Discovery of new analogs of the marine biotoxin azaspiracid in blue mussels (Mytilus edulis) by ultra-performance liquid chromatography/tandem mass spectrometry.

Azaspiracids (AZAs) are a group of lipophilic marine biotoxins that were first discovered in blue mussels harvested in 1995 in Killary Harbour on the west coast of Ireland. At least eight people fell ill after the consumption of contaminated mussels and developed symptoms of nausea, stomach cramps, vomiting and severe diarrhoea. Until now, eleven different analogs of these toxins have been described, with a twelfth one theoretically postulated.

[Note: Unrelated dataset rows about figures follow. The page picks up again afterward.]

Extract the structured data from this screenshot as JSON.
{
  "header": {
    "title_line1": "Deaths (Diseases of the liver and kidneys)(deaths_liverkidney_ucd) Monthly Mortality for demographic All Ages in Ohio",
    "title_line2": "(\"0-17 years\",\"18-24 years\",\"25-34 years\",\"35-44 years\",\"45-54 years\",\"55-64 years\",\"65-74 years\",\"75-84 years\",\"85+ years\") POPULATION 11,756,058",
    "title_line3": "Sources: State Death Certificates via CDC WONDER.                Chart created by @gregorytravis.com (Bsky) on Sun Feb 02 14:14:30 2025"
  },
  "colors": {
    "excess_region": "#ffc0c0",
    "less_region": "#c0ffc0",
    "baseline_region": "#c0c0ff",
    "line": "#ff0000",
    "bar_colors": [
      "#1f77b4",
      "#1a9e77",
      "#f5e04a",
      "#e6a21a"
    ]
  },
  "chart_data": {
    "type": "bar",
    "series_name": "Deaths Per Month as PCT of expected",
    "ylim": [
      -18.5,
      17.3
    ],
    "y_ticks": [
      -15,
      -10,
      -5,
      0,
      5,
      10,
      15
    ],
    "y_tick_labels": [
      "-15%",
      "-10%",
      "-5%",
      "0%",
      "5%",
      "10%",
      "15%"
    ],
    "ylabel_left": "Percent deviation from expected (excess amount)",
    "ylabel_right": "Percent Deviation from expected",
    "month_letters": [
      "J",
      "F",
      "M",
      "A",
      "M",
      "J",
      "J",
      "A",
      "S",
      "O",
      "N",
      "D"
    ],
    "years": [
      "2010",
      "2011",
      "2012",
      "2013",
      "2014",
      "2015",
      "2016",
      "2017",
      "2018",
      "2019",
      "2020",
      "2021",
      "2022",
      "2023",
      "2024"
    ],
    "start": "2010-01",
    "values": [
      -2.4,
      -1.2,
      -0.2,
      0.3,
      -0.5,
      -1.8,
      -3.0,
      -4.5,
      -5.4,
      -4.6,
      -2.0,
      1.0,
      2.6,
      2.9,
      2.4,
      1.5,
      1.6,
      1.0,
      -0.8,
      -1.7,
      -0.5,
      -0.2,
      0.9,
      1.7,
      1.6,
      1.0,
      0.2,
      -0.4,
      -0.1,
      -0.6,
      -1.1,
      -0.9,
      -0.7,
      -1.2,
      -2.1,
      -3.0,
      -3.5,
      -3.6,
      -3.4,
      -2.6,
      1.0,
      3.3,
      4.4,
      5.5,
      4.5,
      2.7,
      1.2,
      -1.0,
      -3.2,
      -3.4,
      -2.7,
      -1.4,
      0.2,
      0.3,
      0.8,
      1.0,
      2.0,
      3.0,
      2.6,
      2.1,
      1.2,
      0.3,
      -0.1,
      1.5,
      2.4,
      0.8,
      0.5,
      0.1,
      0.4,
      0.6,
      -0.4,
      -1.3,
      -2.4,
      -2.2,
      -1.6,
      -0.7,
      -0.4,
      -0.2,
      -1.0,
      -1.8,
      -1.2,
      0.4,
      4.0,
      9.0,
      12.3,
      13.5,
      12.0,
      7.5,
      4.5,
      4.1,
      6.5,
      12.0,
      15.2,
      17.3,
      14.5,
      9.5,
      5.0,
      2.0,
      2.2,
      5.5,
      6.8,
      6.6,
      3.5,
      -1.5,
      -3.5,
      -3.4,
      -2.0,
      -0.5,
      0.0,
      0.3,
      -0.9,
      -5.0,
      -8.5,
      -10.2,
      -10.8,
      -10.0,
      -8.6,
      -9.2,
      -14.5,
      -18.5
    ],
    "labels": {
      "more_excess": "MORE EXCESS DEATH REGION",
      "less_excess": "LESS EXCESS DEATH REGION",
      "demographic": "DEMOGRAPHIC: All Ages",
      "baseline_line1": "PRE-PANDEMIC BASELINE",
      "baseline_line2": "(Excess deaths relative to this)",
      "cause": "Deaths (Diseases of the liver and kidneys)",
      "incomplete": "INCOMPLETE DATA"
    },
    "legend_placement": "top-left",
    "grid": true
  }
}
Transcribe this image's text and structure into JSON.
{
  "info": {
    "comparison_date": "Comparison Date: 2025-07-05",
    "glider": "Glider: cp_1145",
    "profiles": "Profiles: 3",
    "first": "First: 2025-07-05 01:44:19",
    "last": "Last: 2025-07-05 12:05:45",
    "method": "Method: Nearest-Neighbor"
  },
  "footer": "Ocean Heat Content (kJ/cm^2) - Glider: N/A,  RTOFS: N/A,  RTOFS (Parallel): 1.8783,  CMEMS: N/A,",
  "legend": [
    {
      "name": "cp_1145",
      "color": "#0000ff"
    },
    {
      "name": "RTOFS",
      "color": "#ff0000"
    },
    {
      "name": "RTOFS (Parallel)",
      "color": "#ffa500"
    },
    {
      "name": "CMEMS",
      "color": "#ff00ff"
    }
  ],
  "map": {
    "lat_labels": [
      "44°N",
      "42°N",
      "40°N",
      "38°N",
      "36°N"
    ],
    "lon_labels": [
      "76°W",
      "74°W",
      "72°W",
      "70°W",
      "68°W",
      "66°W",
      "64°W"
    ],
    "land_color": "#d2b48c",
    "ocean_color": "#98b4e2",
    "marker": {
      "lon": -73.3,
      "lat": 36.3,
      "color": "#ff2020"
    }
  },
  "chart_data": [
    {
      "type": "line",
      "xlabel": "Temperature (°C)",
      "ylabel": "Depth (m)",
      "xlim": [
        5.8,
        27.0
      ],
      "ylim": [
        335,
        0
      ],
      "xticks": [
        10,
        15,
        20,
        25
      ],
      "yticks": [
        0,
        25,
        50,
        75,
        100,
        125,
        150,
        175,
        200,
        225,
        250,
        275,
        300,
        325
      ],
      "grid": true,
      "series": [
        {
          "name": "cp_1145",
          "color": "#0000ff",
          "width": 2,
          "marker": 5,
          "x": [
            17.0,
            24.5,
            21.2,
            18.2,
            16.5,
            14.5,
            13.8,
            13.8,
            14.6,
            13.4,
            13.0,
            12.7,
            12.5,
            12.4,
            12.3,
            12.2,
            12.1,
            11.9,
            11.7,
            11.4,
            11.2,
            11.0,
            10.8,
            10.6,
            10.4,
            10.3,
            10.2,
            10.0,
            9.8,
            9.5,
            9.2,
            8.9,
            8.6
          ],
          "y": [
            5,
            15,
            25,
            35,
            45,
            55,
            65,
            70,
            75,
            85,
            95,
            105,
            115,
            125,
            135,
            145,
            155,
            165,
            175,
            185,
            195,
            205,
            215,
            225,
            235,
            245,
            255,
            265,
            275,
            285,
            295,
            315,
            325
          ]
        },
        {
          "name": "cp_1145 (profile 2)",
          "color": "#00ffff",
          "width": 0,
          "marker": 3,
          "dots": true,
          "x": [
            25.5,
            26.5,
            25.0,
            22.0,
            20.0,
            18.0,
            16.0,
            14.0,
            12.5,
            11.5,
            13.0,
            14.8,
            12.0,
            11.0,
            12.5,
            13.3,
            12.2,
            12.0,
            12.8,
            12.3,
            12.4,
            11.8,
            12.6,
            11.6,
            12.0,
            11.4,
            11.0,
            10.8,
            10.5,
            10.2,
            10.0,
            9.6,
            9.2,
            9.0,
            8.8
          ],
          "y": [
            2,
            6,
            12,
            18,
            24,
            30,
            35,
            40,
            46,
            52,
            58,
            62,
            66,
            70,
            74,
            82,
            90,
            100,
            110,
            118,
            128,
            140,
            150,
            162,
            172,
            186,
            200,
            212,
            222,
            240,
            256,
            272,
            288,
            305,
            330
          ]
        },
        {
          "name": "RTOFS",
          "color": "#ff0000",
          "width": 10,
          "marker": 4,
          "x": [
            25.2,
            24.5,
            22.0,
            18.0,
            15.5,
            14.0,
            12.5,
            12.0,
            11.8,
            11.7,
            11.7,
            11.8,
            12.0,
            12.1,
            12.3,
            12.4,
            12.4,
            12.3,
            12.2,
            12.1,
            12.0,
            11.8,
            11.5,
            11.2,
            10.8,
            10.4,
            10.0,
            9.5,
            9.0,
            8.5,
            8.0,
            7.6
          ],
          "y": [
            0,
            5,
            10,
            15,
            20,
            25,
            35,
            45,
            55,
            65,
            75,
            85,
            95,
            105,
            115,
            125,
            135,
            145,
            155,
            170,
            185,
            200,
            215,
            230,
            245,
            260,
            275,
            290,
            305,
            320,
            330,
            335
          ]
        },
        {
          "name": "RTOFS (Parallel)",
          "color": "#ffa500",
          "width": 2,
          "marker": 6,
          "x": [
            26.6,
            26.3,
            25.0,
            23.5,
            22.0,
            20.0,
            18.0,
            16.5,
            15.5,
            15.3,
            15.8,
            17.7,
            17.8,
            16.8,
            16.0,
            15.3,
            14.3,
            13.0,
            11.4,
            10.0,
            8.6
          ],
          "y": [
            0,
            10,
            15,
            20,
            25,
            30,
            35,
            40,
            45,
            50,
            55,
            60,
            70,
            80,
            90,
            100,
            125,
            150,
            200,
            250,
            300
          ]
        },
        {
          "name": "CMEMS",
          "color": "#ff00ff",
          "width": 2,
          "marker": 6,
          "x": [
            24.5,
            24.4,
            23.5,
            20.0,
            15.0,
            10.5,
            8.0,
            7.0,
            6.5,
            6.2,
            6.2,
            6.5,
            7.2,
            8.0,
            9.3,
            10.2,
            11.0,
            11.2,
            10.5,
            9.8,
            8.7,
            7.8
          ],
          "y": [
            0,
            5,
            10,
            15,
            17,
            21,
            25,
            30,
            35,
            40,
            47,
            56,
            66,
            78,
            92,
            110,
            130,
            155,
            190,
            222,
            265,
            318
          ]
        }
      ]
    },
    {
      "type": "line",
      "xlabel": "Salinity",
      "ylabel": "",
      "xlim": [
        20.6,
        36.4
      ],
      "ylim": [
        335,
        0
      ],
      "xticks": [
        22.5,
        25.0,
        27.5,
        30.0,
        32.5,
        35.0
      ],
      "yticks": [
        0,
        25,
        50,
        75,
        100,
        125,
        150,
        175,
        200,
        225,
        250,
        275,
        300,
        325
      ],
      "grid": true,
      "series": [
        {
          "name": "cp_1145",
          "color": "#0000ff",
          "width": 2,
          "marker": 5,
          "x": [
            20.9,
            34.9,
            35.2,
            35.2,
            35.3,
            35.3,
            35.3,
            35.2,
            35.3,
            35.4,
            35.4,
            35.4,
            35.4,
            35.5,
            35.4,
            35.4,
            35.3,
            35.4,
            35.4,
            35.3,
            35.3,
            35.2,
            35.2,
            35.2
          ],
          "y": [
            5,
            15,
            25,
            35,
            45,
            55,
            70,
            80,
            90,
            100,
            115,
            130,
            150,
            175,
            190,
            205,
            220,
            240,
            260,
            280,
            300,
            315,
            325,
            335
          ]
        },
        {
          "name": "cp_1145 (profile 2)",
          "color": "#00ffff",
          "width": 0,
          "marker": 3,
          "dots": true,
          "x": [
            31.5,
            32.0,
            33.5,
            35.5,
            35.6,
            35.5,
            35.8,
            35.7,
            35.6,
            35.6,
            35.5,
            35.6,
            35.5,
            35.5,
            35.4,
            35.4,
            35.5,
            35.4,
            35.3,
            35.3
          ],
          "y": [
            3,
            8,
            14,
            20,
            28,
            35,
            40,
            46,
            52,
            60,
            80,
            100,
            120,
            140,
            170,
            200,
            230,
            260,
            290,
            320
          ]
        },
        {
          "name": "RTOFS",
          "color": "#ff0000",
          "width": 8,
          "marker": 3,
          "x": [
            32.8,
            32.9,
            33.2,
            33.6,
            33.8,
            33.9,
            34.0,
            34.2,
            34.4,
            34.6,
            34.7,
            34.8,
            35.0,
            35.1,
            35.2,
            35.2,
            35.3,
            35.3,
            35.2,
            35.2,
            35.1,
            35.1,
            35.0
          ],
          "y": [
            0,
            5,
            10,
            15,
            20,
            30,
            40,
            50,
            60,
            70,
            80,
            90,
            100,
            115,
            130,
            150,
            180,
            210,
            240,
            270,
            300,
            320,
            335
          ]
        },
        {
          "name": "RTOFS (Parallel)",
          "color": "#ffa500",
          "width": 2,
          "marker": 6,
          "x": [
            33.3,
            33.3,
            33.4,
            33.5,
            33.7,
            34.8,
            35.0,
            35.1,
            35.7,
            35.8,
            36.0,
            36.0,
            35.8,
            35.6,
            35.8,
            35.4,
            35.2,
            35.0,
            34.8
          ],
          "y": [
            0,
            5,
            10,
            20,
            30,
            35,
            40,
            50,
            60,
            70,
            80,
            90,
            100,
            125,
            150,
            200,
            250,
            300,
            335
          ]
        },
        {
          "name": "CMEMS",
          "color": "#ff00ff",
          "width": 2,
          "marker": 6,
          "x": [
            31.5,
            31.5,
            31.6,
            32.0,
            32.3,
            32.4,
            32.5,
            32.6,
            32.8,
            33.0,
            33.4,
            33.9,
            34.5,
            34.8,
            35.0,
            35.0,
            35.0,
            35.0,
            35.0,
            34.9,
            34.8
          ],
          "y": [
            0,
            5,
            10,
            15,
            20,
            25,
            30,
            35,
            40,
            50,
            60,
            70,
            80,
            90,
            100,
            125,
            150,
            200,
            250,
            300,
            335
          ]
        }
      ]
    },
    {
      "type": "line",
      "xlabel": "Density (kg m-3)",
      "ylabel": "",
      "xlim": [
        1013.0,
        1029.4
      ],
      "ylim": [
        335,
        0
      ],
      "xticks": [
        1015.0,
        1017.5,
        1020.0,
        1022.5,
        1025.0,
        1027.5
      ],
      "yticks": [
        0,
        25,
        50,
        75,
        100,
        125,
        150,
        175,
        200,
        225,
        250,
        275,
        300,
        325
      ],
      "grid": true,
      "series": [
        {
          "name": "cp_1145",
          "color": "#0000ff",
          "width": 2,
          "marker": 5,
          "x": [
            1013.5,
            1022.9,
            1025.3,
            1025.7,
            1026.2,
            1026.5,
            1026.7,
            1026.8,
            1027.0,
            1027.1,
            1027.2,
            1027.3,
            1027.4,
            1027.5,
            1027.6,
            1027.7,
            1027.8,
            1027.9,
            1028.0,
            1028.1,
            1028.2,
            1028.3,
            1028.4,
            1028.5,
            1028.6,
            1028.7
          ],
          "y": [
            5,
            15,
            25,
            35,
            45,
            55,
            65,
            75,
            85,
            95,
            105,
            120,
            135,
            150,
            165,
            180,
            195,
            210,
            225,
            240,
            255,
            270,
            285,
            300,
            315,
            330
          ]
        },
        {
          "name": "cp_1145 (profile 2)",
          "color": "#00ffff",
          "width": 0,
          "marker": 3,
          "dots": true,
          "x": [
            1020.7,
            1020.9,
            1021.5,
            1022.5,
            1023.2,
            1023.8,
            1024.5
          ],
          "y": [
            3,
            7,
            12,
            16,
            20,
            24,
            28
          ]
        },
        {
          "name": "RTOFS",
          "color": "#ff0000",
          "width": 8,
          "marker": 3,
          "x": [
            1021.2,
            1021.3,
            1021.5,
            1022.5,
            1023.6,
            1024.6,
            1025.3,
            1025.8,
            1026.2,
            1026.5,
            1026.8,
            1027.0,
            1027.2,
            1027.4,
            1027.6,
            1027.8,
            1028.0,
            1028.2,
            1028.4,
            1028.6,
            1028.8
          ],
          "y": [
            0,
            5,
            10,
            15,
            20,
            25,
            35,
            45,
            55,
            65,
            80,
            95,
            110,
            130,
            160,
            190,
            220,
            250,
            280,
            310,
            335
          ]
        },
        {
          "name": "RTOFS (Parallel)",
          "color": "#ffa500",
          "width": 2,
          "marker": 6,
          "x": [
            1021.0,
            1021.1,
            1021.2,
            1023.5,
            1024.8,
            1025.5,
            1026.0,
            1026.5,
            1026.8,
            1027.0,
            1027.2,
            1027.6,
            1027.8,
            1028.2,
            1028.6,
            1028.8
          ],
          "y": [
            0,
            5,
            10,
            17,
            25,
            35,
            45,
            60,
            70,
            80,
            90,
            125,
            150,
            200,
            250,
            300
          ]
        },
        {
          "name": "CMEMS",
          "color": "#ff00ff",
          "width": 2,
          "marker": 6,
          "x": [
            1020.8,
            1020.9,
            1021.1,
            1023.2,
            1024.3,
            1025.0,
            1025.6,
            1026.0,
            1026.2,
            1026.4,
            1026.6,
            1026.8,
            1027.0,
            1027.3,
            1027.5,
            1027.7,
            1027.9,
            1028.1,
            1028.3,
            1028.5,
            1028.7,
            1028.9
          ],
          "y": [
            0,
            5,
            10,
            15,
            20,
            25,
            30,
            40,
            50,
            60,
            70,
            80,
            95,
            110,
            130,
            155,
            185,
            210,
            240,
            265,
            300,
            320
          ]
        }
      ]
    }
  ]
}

This paper describes the detection and identification of twenty new analogs of azaspiracid, including dihydroxy-AZAs and carboxy-AZAs, using state-of-the-art techniques including ultra-performance liquid chromatography (UPLC) and tandem mass spectrometry (MS/MS). Blue mussels (Mytilus edulis) from a toxic event of the northwest coast of Ireland in 2005 were extracted and analysed using LC/MS. The mass spectra obtained from different instruments enabled identification of previously unknown analogs of azaspiracid with additional hydroxyl and carboxyl substituents. Mass fragmentation patterns of the dihydroxy-AZAs indicated the positions of these substituents to be at the C3 and C23 position. The previously theoretically postulated AZA12 was also observed in this study. Product ion spectra showed the presence of a unique fragment ion at m/z 408 for all C23-hydroxylated analogs. This fragmentation competes with the fragmentation leading to m/z 362, a fragment ion that has shown to be present in all AZAs. The novel analogs have not been seen in plankton or water samples and are believed to be metabolites of AZAs formed in mussels. All the new AZA analogs were present at low concentrations in the shellfish and it is probably safe to assume that they do not pose a risk for the shellfish consumer.